Bottas delude, terzo sul podio e nel mondiale piloti

In questa gara spagnola, che per fortuna non “raddoppia” domenica prossima come visto in Austria e in Gran Bretagna, c’è stato molto caldo a mettere in difficoltà piloti e auto, mentre la prevista pioggia a tre quarti dei 66 giri non è mai arrivata. Neanche le aspettative sportive sono state rispettate: i pronostici, sul fronte tecnico, davano Verstappen per favorito; invece, dopo la debacle in casa, oggi la stella a tre punte ha rialzato la testa. A dire il vero, però, solo con Hamilton. Non che Bottas sia andato poi così male, in fondo è arrivato terzo. Ma dire che abbia svolto bene il suo lavoro è un’altra cosa. Lo strapotere del suo compagno di squadra offusca l’attenzione dal finlandese che, comunque, ha “deciso” di dimostrare di non essere un pilota con i fiocchi proprio in partenza, quando le telecamere riprendono con la massima attenzione e la regia ripropone con svariate ripetizioni rallentate ogni fase, specie gli eventi più drammatici o gli errori più grossolani.

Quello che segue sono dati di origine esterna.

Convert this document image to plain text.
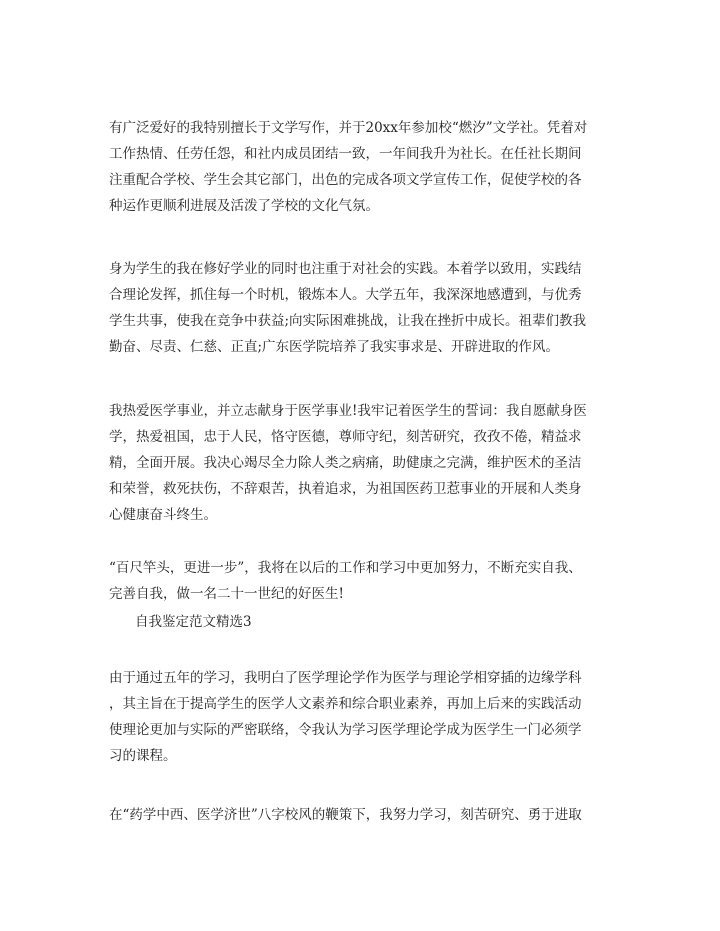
有广泛爱好的我特别擅长于文学写作，并于20xx年参加校“燃汐”文学社。凭着对
工作热情、任劳任怨，和社内成员团结一致，一年间我升为社长。在任社长期间
注重配合学校、学生会其它部门，出色的完成各项文学宣传工作，促使学校的各
种运作更顺利进展及活泼了学校的文化气氛。
身为学生的我在修好学业的同时也注重于对社会的实践。本着学以致用，实践结
合理论发挥，抓住每一个时机，锻炼本人。大学五年，我深深地感遭到，与优秀
学生共事，使我在竞争中获益;向实际困难挑战，让我在挫折中成长。祖辈们教我
勤奋、尽责、仁慈、正直;广东医学院培养了我实事求是、开辟进取的作风。
我热爱医学事业，并立志献身于医学事业!我牢记着医学生的誓词：我自愿献身医
学，热爱祖国，忠于人民，恪守医德，尊师守纪，刻苦研究，孜孜不倦，精益求
精，全面开展。我决心竭尽全力除人类之病痛，助健康之完满，维护医术的圣洁
和荣誉，救死扶伤，不辞艰苦，执着追求，为祖国医药卫惹事业的开展和人类身
心健康奋斗终生。
“百尺竿头，更进一步”，我将在以后的工作和学习中更加努力，不断充实自我、
完善自我，做一名二十一世纪的好医生!
自我鉴定范文精选3
由于通过五年的学习，我明白了医学理论学作为医学与理论学相穿插的边缘学科
，其主旨在于提高学生的医学人文素养和综合职业素养，再加上后来的实践活动
使理论更加与实际的严密联络，令我认为学习医学理论学成为医学生一门必须学
习的课程。
在“药学中西、医学济世”八字校风的鞭策下，我努力学习，刻苦研究、勇于进取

Il suo è uno di questi, roba da lasciare il casco a casa se il team non godesse di un vantaggio estremo in ambo le classifiche mondiali. Una posizione persa e mai ripresa, ci guadagna persino Stroll. Mentre Hamilton andava via, Bottas si faceva “fregare” per non toccare niente e nessuno, alzando il piede con intelligenza o, forse, con eccesso di prudenza. D’altro canto, è stata perciò una partenza da ricordare per il sempre denigrato Lance Stroll: parte da sinistra in griglia e spaia con Verstappen, come in un “disegno” per fare un sandwich, senza contatto, con Bottas. E così i primi tre posti sono diventati subito cosa di Mercedes, Red Bull e Racing Point: poco prevedibile. Ma è successo. Ed è solo con una concreta superiorità della sua macchina che Bottas ha potuto mettere dietro gli altri, tutti doppiati dal quarto in giù: ma se a volte fa bene in qualifica, in gara continua a perdere un sacco di occasioni per mostrare di meritare davvero quel sedile così prezioso.

Vettel pilota del giorno

Il voto del pubblico sulla tv italiana incoraggia il pilota ferrarista. Anche se ha finito da doppiato. Ma lo sono anche le “miracolose” Racing Point, oggi quarte e quinte con Stroll davanti a Perez. E a un giro, sesto, c’era perfino il pilota “di casa” Sainz, atteso dai bookmaker e capace di guidare almeno la sua McLaren in zona nobile. Vettel è il primo dei ferraristi solo perché Leclerc ha avuto un guasto serio, l’unico della giornata visto che gli altri diciannove piloti sono arrivati in fondo. Un fatto triste, perché sei punti sono pochi e, nonostante lo zero portato a casa del monegasco, Vettel arriva a quota 16, 29 dietro Leclerc: un terzo dei suoi punti in queste gare. Una situazione difficile tecnicamente e psicologicamente.